Malaysia's bond market is likely to remain vibrant but will see lower issuance on moderation in overall economic activity.
“2012 was a bumper year. In the first half of the year, private debt issuance amounted to RM29.9 billion.
The bulk of it comes from the power generation sector, followed by real estate, plantation and financial services,“ said Maybank Investment Bank Bhd vice president and head of fixed income research Tan Chee Wee.
He noted that the current ratio of government to corporate bonds stands at 55:45.
“There should be more bond issuance in the second half of this year, given the current low-yield environment,” he told reporters on the sidelines of “The Asean Fixed Income Roadshow” organised by Bloomberg LLP here yesterday.
“By year end we expect this figure to pick up pace and possibly hit the range of RM70 billion to RM80 billion.
"Malaysia’s resilient domestic demand and sustained fiscal support will underpin the growth of Malaysia’s bond market, which is currently the biggest in Asean,” he added.
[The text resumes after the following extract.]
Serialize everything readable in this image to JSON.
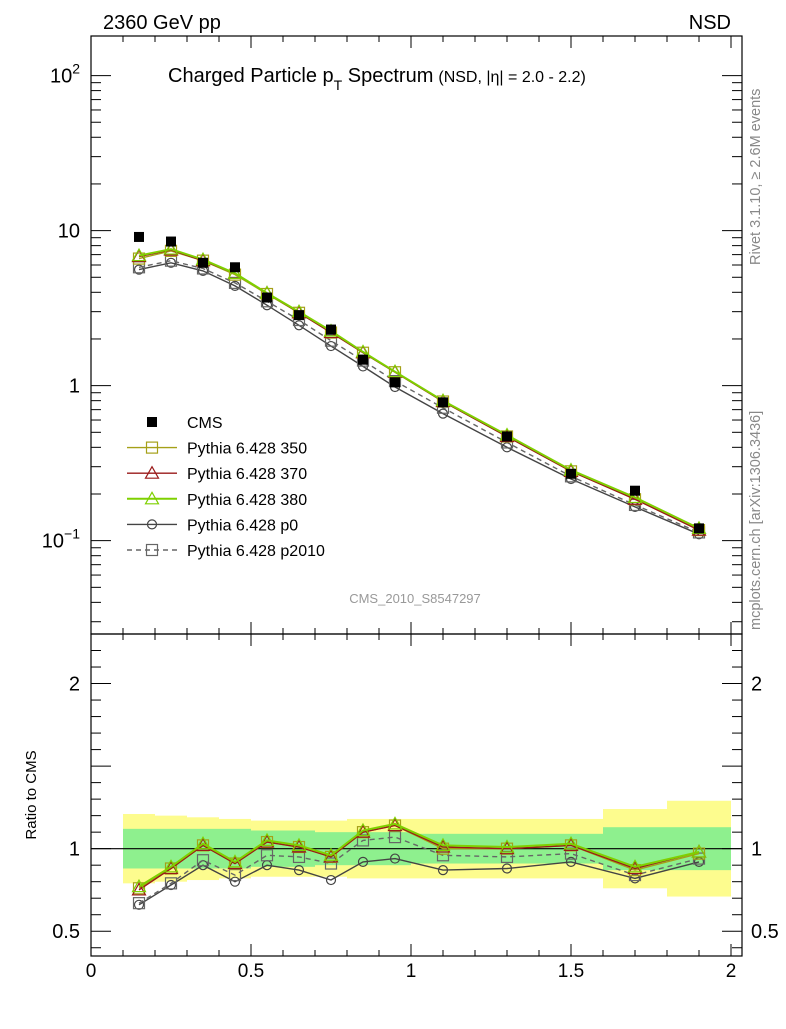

This forecast is good, considering from 2008 to 2011 the average annual gross issuance was RM60.1 billion.
When asked to forecast performance of bond market, he said: “The market is very vibrant and liquid. We think the 5-year bond yield still has room to rise from 3.32 per cent by another 5 to 10 basis points,” he said.
Yesterday, Malaysian Rating Corp Bhd’s (MARC) in its “2H2013 Malaysia Bond Market Outlook” revised its earlier projection of gross corporate bond issuance to RM70 billion-RM85 billion for 2013 from between RM75 billion and RM90 billion initially.
This is due to lower issuance in the first half of this year, slower growth in private investment and the moderation in overall economic activity.
Last year, Malaysia’s bond market posted a record last year, when corporate bond issuance more than doubled to RM124.6 billion from RM55 billion recorded in 2011.
The report also said in view of the government’s debt-to-GDP ratio stands at about 53 per cent, which is close to the self-imposed debt ceiling of 55 per cent, it expects Malaysian Government Securities (MGS) and Government Investment Issues (GII) bond issuance to total between about RM90 billion and RM95 billion for 2013.
After excluding MGS/GII that have been redeemed in the first half of the year and maturing over the next six months, MARC expects the net issuance to be in the range of RM39.4 billion to RM44.4 billion.
Last week, five banks in Southeast Asia took the initiative to spur more active bond trading by quoting and distributing bond prices in their domestic markets via Bloomberg terminals.
They are Malaysia’s Malayan Banking Bhd (Maybank), PT Bank Negara Indonesia, Security Bank of the Philippines, Thailand’s Kasikornbank and Singapore’s Overseas Chinese Banking Corp (OCBC).
The bond trading portal, facilitated by Bloomberg terminals, will help to create transparency and integrate southeast Asia’s capital markets.
Nitin Jaiswal, head of Asean sales for Bloomberg, said there are plenty of local banks in Asean countries with strong balance sheets that were looking to “step out of their own market” when it comes to putting money into bonds.
“We felt we should start a portal where banks can go and find out which markets they should be investing in. Now, they will be able to find those names, see the indicative price and negotiate trade from there,” Jaiswal said.